Sankel feedback on BCM
Overall, I have two big concerns about this approach:
- It is too tied to how Boost builds things and/or has incompatible Boost-specific workarounds.
- BCM provides an alternative to the typical CMake conventions. I'd much rather see standard CMake commands being used when possible, even if this means there'll be more code and repetition. I've seen similar shorthands made in several different projects and it has always resulted in harder-to-approach code and leaky abstractions. For maintainability, conventional CMake combined with a good coding standard seems to work the best.
It is too tied to how Boost builds things and/or has incompatible Boost-specific workarounds.
The bcm_boost_package is very boost-specific, however, the rest of the functions can work with any project. I should provide an overview on how to use these modules in non-boost projects.
I've seen similar shorthands made in several different projects and it has always resulted in harder-to-approach code and leaky abstractions.
I've seen similar things as well(for example trilinos), but do you think these modules suffer the same issues?
I would like for boost libraries to be written in high-level way as it allows for us to generate a lot of things directly from that. For other libraries that are not boost-specific, they can use bcm_package or bcm_install_targets or bcm_auto_export where it makes sense, and use built-in cmake for everything else.
Of course, any abstraction can have the problems you mentioned, I want to make sure this is not the case here.
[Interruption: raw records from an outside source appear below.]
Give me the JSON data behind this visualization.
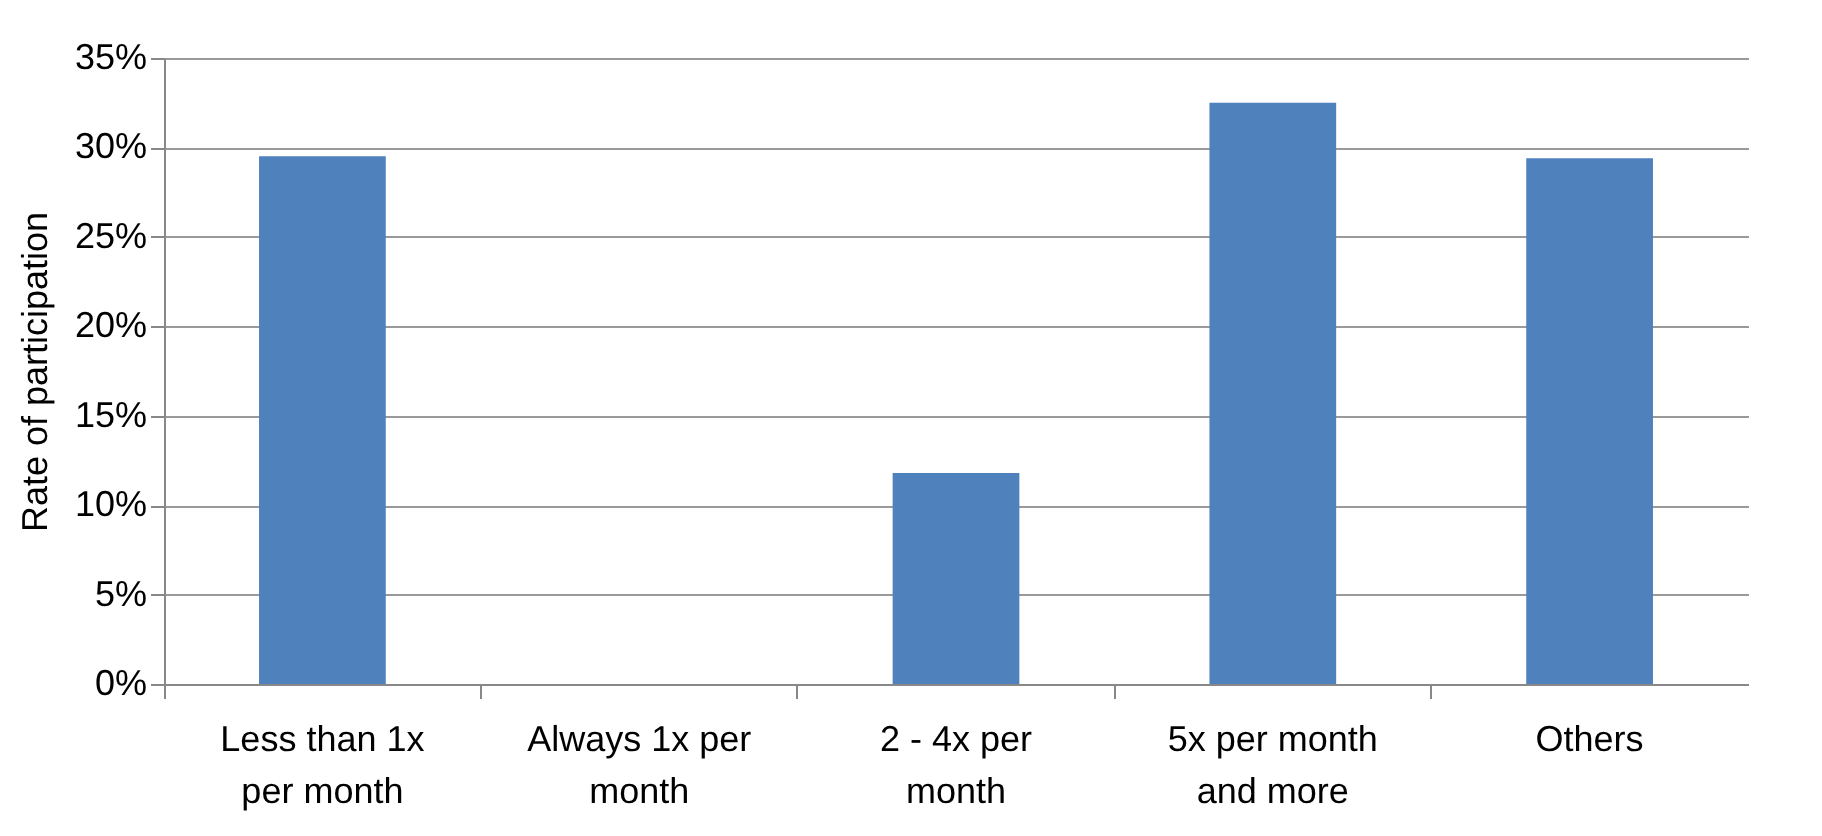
{
  "chart_data": {
    "type": "bar",
    "ylabel": "Rate of participation",
    "categories": [
      "Less than 1x per month",
      "Always 1x per month",
      "2 - 4x per month",
      "5x per month and more",
      "Others"
    ],
    "values": [
      29.5,
      0,
      11.8,
      32.5,
      29.4
    ],
    "color": "#4f81bd",
    "ylim": [
      0,
      35
    ],
    "yticks": [
      {
        "value": 0,
        "label": "0%"
      },
      {
        "value": 5,
        "label": "5%"
      },
      {
        "value": 10,
        "label": "10%"
      },
      {
        "value": 15,
        "label": "15%"
      },
      {
        "value": 20,
        "label": "20%"
      },
      {
        "value": 25,
        "label": "25%"
      },
      {
        "value": 30,
        "label": "30%"
      },
      {
        "value": 35,
        "label": "35%"
      }
    ],
    "grid": "y"
  }
}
Thanks for the feedback.
On Mon, 2017-07-24 at 05:22 +0000, Michael H. Cox wrote:
@mikehcox commented on this pull request. In doc/src/Intro.rst:
@@ -76,6 +90,12 @@ For dependencies on other boost libraries, they can be listed with the ``DEPENDS config ) +.. This is interesting. I like the reduction in boilerplate, but I question the + choice to go in such a different direction from the standard CMake way of + doing things. It strikes me as a possibly leaky abstraction where folks will + have a mix of code which uses both the CMake way and the BCM way; maintainers + will have to be familiar with both. Definitely agree with camio on this. See this Youtube video by Daniel Pfeiffer https://www.youtube.com/watch?v=bsXLMQ6WgIk Having a set of guidelines, templates, and conventions on how to use modern CMake (3.0+) is a better way to go than reinventing CMake's conventions.
I have actually removed this function. I totally agree, I don't want to write functions that wraps cmake's current functions. My original goal was to make something easier for developers who do not want to learn cmake, but this does lead to maintenance problems.
I am trying to follow the model the Daniel has outlined in his Effective CMake talk. However, this does lead to repeating the dependencies 3 times.
Now I have refactored this, so the user creates the library using standard
cmake, and then call bcm_deloy which will do the install and package
configuration. This does reduce down the repetition without reinventing cmake
conventions. You can see a comparison here:
http://bcm.readthedocs.io/en/latest/src/Building.html
Please let me know if you still think this is too much. I really want to avoid creating cmake functions like what is used in trillinos or llvm that seems to make the build more complicated. The ultimate goal is to build something that can be merged into cmake eventually. So that the function we provide are standard cmake functionality.